We have recently completed a paper that proposes a novel measure of complexity. The paper is available on SSRN here and the abstract is below.
In business research, firm size is both ubiquitous and readily measured. In contrast, complexity, another firm-related construct, is frequently relevant, but difficult to measure and not well defined. As a result, complexity is seldom incorporated in empirical designs. Measures such as the number of firm segments or the readability of a firm’s financial filings are often used as proxies for some aspect of complexity. We argue that most extant measures of complexity are misspecified, one-dimensional, and/or not widely available.

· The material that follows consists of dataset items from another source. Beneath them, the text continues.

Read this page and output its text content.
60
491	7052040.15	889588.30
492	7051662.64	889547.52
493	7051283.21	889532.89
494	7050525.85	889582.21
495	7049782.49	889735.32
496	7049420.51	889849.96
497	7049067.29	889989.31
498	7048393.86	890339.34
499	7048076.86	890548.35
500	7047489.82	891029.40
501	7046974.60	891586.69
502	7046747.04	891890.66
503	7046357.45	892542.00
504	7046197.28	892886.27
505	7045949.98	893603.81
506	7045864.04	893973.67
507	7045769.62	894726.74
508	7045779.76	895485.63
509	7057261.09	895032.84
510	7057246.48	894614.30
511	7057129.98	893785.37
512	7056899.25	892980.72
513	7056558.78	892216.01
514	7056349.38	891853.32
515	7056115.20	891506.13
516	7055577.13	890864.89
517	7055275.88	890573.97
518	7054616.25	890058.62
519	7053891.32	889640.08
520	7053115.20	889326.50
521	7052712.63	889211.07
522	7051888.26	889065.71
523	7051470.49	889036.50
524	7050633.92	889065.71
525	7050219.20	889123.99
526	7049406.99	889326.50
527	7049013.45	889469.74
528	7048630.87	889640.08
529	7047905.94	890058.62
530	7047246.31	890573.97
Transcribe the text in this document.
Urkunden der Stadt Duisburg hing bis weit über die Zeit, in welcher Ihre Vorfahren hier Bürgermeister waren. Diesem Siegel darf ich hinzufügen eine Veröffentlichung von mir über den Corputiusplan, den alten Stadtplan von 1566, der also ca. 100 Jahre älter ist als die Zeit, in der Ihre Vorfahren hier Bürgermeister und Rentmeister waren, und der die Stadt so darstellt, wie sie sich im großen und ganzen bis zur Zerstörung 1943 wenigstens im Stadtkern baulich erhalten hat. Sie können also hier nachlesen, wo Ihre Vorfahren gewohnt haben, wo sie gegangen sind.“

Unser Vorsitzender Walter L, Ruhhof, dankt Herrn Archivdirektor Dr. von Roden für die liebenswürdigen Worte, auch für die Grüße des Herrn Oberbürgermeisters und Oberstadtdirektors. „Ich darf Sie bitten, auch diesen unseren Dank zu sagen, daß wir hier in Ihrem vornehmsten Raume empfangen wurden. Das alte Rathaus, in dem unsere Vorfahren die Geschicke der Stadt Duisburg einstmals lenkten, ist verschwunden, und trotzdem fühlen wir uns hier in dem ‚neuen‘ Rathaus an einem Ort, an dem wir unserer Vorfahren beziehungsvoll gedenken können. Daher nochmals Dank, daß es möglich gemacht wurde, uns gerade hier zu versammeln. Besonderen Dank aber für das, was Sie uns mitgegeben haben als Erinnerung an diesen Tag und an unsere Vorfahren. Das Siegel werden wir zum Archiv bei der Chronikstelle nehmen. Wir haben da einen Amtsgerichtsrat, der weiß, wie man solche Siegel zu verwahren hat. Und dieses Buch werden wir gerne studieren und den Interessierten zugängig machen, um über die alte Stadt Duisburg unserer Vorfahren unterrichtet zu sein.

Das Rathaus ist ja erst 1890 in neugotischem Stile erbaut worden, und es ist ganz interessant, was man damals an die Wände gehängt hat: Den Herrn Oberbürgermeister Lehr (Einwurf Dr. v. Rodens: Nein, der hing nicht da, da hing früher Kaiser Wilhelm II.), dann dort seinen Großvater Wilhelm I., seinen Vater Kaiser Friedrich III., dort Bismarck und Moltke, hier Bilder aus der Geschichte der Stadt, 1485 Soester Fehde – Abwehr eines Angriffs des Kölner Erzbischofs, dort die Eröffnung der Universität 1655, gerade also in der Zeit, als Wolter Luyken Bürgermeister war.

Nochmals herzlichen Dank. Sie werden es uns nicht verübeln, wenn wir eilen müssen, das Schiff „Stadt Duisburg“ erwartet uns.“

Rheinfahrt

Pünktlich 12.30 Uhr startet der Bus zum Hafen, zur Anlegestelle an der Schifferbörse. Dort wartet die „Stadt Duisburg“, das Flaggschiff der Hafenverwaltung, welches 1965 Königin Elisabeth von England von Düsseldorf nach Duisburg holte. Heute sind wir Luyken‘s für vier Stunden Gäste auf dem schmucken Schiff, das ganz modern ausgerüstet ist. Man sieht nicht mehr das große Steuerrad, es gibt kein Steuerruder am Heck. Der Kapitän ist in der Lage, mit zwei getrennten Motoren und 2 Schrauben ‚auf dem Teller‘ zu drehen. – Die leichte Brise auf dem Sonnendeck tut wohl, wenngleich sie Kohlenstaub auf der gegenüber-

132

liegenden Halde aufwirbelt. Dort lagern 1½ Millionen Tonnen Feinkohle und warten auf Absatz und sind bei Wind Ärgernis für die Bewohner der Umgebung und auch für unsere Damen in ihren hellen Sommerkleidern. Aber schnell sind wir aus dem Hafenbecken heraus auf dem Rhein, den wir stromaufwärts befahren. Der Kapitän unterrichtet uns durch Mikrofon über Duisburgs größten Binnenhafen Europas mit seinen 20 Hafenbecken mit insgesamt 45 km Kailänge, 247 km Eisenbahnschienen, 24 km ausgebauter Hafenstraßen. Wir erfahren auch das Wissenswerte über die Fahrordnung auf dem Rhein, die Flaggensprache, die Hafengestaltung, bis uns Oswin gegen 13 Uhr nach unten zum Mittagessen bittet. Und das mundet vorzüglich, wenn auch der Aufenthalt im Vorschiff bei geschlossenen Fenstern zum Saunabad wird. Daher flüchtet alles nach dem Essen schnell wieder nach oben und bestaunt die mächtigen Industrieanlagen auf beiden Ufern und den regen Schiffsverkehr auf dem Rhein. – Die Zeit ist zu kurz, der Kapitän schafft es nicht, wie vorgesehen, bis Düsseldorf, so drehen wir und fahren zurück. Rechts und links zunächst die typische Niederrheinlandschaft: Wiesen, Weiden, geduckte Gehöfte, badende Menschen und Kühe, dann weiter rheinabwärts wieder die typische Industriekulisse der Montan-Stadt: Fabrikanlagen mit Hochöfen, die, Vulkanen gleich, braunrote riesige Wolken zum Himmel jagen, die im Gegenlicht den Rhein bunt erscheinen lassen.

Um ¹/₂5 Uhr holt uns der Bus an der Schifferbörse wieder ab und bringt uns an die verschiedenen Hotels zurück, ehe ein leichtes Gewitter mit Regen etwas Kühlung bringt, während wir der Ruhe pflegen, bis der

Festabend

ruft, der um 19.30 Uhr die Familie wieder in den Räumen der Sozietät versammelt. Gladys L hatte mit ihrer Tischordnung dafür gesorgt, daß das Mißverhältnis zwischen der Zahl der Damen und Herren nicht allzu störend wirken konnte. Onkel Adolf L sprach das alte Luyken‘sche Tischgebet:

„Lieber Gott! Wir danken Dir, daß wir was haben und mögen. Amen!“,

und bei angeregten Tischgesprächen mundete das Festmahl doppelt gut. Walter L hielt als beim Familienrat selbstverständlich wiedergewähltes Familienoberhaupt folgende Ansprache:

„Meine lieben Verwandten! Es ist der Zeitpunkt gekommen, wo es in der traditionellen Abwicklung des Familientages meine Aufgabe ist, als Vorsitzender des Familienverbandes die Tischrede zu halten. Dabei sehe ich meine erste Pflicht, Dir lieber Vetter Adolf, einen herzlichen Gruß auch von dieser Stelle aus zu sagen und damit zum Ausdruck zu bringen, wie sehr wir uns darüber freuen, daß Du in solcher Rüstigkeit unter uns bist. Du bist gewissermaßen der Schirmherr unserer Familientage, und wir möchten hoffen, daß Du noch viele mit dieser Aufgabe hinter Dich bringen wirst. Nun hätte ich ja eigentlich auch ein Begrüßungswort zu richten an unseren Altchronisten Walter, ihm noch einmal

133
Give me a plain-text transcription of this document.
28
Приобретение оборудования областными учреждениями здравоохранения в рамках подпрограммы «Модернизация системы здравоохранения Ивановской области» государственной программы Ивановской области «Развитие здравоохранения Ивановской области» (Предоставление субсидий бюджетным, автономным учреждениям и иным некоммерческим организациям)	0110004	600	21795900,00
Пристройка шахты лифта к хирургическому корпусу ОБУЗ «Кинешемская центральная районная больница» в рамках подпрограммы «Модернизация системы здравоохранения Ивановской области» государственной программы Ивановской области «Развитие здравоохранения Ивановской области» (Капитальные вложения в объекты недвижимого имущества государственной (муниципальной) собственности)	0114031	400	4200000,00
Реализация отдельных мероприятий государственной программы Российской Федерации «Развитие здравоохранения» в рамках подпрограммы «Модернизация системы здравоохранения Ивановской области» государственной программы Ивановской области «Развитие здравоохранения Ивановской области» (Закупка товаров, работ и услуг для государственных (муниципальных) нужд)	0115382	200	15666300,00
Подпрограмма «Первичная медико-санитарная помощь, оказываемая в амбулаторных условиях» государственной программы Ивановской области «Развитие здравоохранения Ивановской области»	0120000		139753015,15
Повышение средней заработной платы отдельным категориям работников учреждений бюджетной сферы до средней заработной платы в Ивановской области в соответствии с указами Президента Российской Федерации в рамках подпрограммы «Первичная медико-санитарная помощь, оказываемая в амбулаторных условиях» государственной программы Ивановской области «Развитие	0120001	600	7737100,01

We propose a text-based solution as a widely available, omnibus measure of this multidimensional concept and use audit fees—which are well established as being largely driven by size and complexity—as the primary empirical framework for evaluation. Because this is a new measure, we also consider alternative contexts, including returns around 10‑K filings, initial public offerings, unexpected earnings, and the COVID‑19 crisis.
LoughranMcDonald_ComplexityWords_2020_v1.7.xlsx - The list of complexity words and their lemmas.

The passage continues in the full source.